I read the News article on the large multicentre trial of lexipafant (Zacutex) in severe pancreatitis and the response of the chief executive of British Biotechnology (Nature 393, 291; 1998, Nature 393, 299; 1998 & Nature 393, 509; 1998). I used lexipafant to block platelet-activating factor in different models of shock and sepsis during 1993-95 at Linköping University, Sweden. It was hard to defend my PhD thesis because of the lack of published data on the basic pharmacology of lexipafant at that time. I am disappointed that this remains the case despite progress in clinical trials.

Commercial considerations resulting from the potential for profit from a new treatment in areas where there is a high rate of death, like severe pancreatitis, are no excuse for keep this basic pharmacological data hidden.

I searched three major medical databases and found that 37 peer-reviewed scientific papers related to lexipafant have been published. Fourteen were review articles and five were original experimental papers on acute pancreatitis, which did not collectively show clear evidence for improved survival (via an anti-inflammatory effect) for those taking this drug. Yet only two of the review articles were conservative about the future of lexipafant whereas most, including mine, were hopeful.
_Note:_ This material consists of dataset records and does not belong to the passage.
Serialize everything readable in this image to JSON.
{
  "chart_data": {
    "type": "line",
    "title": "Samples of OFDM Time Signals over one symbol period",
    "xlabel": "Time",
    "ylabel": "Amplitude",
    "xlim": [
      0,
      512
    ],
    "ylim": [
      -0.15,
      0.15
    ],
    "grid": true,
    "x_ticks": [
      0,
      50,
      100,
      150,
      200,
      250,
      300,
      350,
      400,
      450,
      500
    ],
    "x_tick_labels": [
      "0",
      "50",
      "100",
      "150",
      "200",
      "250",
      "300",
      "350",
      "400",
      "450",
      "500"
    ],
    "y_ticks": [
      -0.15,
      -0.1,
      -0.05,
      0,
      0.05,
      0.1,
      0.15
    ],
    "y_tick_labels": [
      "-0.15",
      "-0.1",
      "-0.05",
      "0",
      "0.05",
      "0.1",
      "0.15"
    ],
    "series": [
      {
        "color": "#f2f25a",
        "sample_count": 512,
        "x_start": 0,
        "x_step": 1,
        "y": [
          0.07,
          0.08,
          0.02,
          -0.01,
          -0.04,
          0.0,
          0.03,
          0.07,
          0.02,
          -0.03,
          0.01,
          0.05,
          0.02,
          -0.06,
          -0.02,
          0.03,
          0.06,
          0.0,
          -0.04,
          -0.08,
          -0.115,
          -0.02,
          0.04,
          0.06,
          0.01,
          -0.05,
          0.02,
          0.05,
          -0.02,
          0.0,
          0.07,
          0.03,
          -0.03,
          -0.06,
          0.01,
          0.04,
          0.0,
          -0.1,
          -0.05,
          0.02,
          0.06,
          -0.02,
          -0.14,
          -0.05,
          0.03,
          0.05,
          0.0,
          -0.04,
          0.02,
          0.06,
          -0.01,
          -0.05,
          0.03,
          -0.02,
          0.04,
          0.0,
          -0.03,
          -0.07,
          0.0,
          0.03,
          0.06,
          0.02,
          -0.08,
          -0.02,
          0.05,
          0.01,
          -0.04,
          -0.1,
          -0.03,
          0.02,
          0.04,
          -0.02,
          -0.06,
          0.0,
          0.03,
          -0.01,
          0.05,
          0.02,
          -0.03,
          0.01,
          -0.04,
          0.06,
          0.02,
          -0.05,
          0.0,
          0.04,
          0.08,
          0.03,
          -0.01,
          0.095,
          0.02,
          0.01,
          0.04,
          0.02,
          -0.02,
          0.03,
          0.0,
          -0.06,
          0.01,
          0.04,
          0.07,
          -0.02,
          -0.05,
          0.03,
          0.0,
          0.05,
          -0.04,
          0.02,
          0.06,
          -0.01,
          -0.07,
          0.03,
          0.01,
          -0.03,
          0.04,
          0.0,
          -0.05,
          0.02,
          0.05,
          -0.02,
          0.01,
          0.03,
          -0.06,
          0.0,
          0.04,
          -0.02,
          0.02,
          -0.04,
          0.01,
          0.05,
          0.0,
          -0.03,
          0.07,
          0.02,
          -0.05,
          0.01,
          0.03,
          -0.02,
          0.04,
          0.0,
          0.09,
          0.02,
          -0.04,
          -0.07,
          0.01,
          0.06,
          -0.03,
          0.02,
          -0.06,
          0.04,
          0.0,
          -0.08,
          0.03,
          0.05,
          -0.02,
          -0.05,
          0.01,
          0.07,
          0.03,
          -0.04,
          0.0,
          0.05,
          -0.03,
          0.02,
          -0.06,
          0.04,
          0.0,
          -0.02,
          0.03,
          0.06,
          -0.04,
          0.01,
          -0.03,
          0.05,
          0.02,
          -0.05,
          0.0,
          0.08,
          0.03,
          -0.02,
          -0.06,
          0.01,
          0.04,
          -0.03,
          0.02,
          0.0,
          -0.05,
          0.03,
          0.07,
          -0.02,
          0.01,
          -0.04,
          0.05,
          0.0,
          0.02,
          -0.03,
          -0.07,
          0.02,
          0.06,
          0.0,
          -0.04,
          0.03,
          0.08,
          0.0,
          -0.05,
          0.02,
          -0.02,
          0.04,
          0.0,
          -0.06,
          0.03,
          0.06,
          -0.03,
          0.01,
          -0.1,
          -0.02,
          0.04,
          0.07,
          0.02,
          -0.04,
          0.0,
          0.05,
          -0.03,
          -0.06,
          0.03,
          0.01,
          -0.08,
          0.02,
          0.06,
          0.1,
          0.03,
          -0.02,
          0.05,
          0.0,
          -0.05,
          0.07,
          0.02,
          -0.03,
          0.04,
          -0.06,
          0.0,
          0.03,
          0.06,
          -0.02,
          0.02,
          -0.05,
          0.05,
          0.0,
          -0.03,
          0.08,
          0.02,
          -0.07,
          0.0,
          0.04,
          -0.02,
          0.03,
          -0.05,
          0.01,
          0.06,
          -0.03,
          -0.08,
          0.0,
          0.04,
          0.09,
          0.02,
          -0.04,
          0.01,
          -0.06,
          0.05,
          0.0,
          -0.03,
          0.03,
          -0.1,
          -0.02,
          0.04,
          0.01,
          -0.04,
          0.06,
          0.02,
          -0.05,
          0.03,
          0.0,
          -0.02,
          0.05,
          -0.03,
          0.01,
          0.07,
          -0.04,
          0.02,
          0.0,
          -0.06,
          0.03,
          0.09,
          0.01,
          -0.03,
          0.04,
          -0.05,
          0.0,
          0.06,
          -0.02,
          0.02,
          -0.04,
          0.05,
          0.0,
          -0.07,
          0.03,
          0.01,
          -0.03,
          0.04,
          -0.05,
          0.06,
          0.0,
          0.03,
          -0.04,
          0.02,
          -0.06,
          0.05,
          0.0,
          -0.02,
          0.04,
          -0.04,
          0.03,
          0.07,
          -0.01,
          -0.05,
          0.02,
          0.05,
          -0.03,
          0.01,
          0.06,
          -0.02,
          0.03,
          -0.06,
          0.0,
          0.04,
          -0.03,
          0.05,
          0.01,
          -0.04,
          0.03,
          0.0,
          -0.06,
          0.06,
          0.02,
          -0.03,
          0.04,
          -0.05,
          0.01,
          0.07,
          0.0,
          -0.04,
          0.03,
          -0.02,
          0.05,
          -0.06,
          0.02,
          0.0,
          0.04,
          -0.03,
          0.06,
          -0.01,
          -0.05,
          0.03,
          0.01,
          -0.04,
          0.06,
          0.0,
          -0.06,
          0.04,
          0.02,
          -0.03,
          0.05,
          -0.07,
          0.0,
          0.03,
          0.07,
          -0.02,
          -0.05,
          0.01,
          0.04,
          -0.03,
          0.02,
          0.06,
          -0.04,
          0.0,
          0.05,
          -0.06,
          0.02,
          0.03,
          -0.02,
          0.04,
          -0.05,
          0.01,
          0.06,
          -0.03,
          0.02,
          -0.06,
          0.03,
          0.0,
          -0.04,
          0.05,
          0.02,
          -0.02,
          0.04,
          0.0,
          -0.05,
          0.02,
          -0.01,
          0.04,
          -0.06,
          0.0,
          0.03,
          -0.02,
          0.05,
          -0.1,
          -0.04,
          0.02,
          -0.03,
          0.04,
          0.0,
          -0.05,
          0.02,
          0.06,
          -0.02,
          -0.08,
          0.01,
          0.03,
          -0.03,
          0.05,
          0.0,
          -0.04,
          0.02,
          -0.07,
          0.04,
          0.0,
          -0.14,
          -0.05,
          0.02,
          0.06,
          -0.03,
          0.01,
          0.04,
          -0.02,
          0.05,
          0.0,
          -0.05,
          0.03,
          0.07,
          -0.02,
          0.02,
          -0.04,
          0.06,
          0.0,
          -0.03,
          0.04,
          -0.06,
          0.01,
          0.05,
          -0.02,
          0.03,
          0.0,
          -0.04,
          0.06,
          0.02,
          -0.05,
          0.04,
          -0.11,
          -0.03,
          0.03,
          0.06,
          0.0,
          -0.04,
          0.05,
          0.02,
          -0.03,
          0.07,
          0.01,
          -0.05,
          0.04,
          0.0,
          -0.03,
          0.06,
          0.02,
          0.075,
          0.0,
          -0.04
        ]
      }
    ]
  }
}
Scientific literacy in the investment community is of no use without an appreciation of the difference between hope and facts — I will not be surprised if the large multicentre trial of lexipafant in the United States fails, but I hope it will not.

I wonder how much it will cost to acknowledge that the inflammatory process cannot be hit by a single golden bullet. The line between hope and hype is a thin one, and in this case it is only when the results of large-scale trials are available that it will be clear where it should be drawn.